Parallel Programming Patterns · McCool et al., Chapter 3 . Parallel Programming Patterns 2. Parallel Programming Patterns 3 What is a pattern?

Parallel Programming 0024

ProgrammingLanguages Programming Languages Parallel Programming languages.

Programming Paradigms - ERNETdheerajb/parallel_paradigms.pdf · Let us consider various Parallel Programming paradigms: 4 Parallel Programming Paradigm vPhase parallel ... when a

parallel programming

Lecture 4: Parallel Programming Models. Parallel Programming Models Parallel Programming Models: Data parallelism / Task parallelism Explicit parallelism.

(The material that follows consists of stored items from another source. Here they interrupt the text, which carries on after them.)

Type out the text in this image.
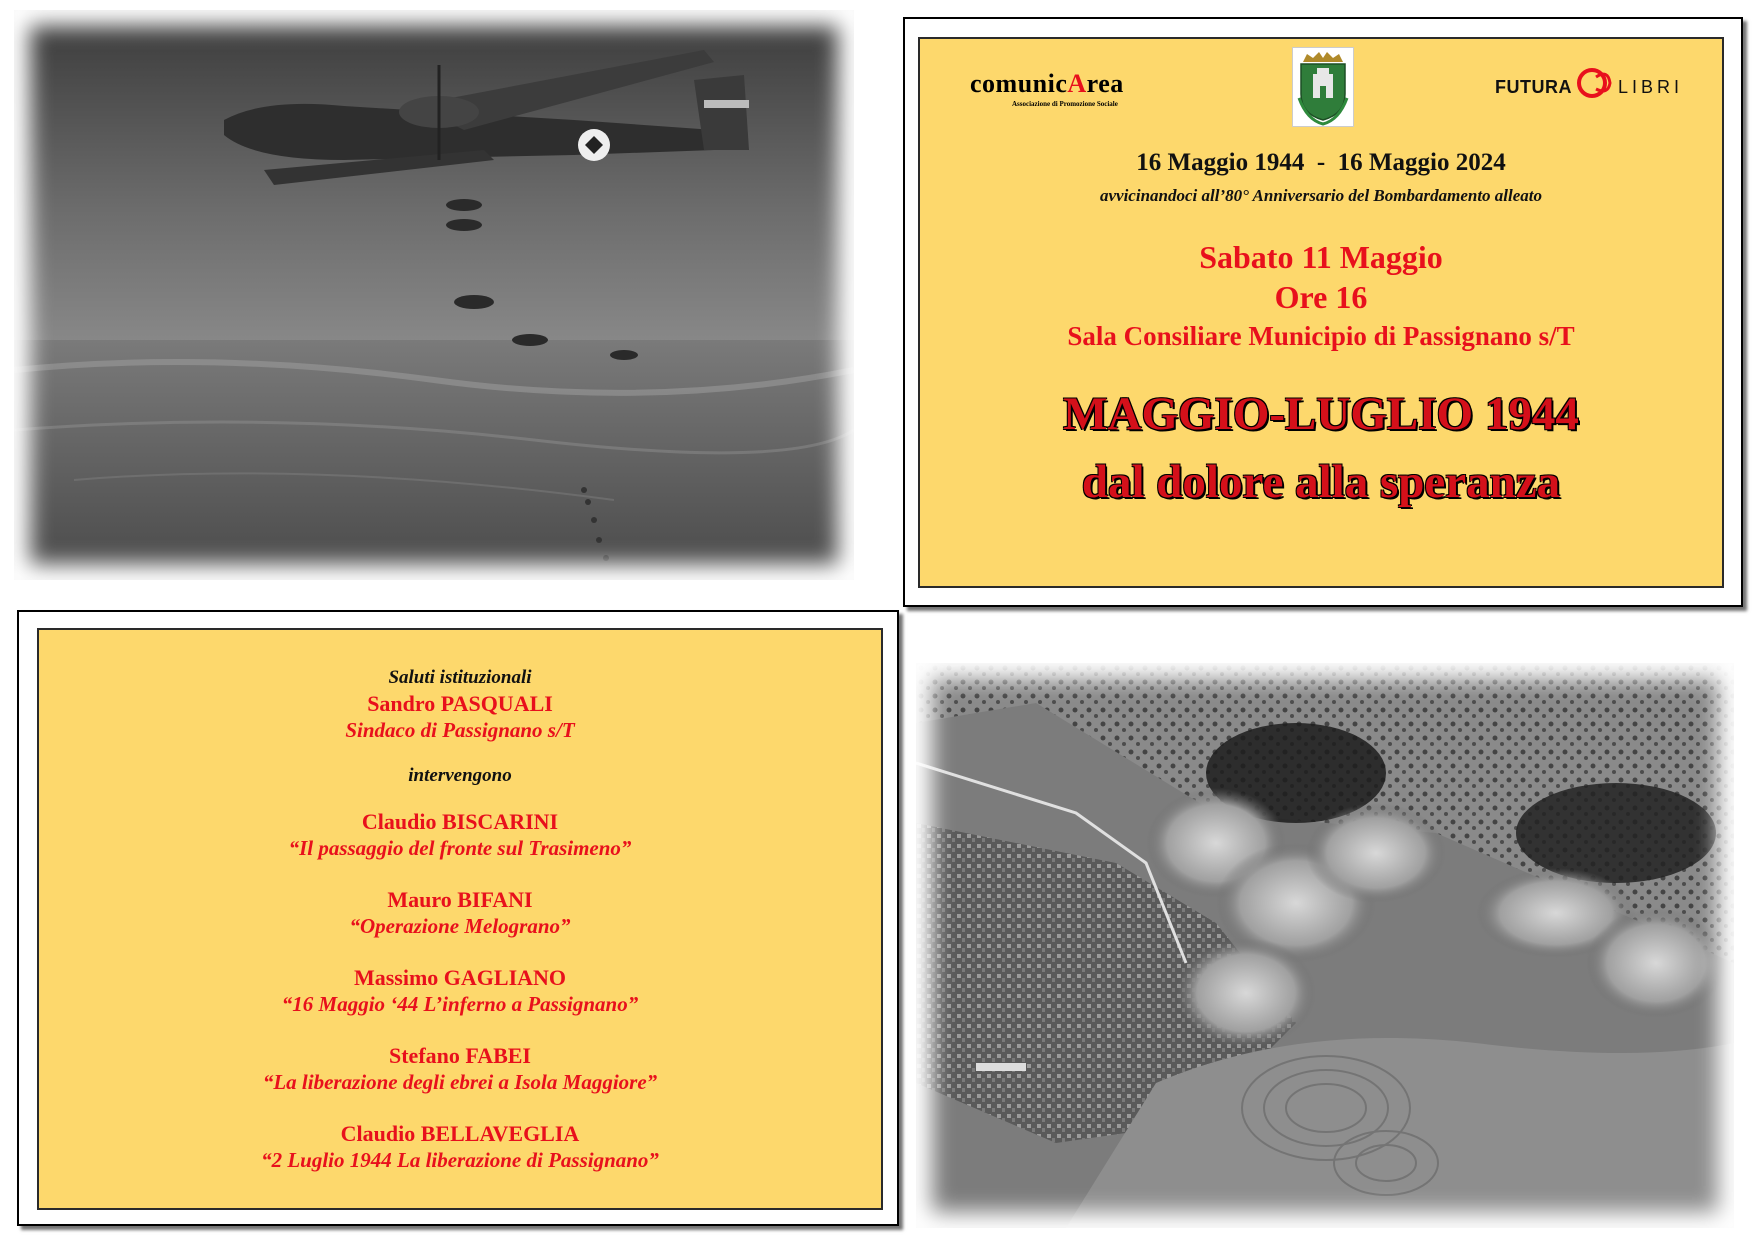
comunicArea
Associazione di Promozione Sociale
FUTURA	LIBRI
16 Maggio 1944  -  16 Maggio 2024
avvicinandoci all’80° Anniversario del Bombardamento alleato
Sabato 11 Maggio
Ore 16
Sala Consiliare Municipio di Passignano s/T
MAGGIO-LUGLIO 1944
dal dolore alla speranza
Saluti istituzionali
Sandro PASQUALI
Sindaco di Passignano s/T
intervengono
Claudio BISCARINI
“Il passaggio del fronte sul Trasimeno”
Mauro BIFANI
“Operazione Melograno”
Massimo GAGLIANO
“16 Maggio ‘44 L’inferno a Passignano”
Stefano FABEI
“La liberazione degli ebrei a Isola Maggiore”
Claudio BELLAVEGLIA
“2 Luglio 1944 La liberazione di Passignano”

Intel parallel programming

Parallel Programming 0024 Week 10 Thomas Gross Spring Semester 2010 May 20, 2010.

Parallel Programming Techniques

Parallel Programming 0024 Week 06

Parallel Programming 0024 Mergesort Spring Semester 2010.

Parallel programming languages

Parallel Programming Concepts - Lehigh Universityalp514/hpc2017/parprog.pdf · Parallel Programming Concepts 2017 HPC Workshop: Parallel Programming Alexander B. Pacheco LTS Research

Parallel Programming 0024 Matrix Multiplication Spring Semester 2010.

Parallel Programming - univ-brest.frlabsticc.univ-brest.fr/~lemarch/ENG/Cours/algoP1parENG.pdf · Parallel programming Programming language which allow the expression of parallel

Parallel Programming Concepts Software Programming Models ... · Parallel Programming Concepts Software Programming Models - PGAS, Functional and Actor Programming Peter Tröger Sources:

Parallel Programming - Slides

Parallel Programming Course Overview of parallel ......Parallel Programming Course Overview of parallel development with OpenMP Paul Guermonprez paul.guermonprez@intel.com

Making parallel programming synonymous with programming.